| HN Mirror

Y	Hacker News new \| ask \| show \| jobs

by jhgg 2586 days ago

We do rollups into bigquery where we have a bunch of dashboards to look at stuff historically.

I did really like Kibana, ultimately, we had to ditch it (because of ditching ES). Of course, this was a good thing, as I more than once degraded ingest the ES cluster by just using Kibana to do some aggressive filtering. Clickhouse handles these without problem.

I think a more complete world view may be to pipe logs into kafka, and ingest them into Clickhouse/Druid for different types of analysis/rollups.

Our current logging volume exceeds ~10b log lines per day now. Clickhouse handles this ingest almost too well (we have 3 16 core nodes that sit at 5% CPU). This is down from a... 20ish node ES cluster that basically set pegged on CPU... and our log volume then was ~1b/day.
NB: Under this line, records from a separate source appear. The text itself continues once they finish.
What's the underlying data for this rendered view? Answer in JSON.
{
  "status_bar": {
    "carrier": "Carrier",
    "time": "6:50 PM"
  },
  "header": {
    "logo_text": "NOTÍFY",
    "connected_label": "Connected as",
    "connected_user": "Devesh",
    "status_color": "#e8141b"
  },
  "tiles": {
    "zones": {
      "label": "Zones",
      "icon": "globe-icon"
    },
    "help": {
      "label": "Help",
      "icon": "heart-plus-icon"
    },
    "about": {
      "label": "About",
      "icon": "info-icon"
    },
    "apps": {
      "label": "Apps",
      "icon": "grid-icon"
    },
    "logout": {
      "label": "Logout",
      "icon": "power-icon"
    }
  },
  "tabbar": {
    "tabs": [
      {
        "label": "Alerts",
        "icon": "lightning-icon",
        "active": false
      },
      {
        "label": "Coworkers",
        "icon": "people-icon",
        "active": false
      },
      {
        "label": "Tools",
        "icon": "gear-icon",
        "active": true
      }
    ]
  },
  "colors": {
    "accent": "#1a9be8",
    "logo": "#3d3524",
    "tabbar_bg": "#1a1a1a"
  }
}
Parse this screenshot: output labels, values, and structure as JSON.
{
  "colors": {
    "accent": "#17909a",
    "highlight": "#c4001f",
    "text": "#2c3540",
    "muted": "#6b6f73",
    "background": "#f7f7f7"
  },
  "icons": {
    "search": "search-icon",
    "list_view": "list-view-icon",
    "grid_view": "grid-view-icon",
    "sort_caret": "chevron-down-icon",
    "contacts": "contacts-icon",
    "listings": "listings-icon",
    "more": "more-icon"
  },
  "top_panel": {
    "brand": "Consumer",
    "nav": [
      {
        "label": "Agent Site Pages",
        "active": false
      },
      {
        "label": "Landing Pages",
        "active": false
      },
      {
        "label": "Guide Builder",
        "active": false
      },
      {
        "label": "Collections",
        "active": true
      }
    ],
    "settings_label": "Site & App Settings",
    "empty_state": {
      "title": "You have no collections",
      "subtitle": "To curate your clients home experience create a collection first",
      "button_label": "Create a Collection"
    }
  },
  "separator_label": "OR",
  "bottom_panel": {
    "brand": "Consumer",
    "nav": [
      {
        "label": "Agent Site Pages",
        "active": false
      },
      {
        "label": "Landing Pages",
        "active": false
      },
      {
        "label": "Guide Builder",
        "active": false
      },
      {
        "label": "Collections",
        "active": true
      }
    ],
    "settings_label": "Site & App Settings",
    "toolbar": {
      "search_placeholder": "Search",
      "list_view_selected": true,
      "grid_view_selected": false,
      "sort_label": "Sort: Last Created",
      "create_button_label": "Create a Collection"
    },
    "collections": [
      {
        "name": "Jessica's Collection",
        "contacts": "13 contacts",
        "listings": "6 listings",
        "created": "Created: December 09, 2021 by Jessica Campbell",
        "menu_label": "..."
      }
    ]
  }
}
For more ad-hoc, we just use the clickhouse-cli to query the dataset directly. We are tangentially investigating using superset with it.

1 comments

reacharavindh 2585 days ago

Thanks for the response. Lot of tips to go research about for me.

I was mentally debating between trying to find a schema for our logs, and store them in a database where it can be queried efficiently from

Vs

Throwing logs into ELasticSearch in a lazy way and let it index the whole thing to enable us do full-text search on logs. But, with a limitation of only have a few days worth of data in ES indexes.

Kibana’s visualisation is what is holding ES up for me. I will look into superset+Clickhouse to see if I can come up with a good analysis front for our log data.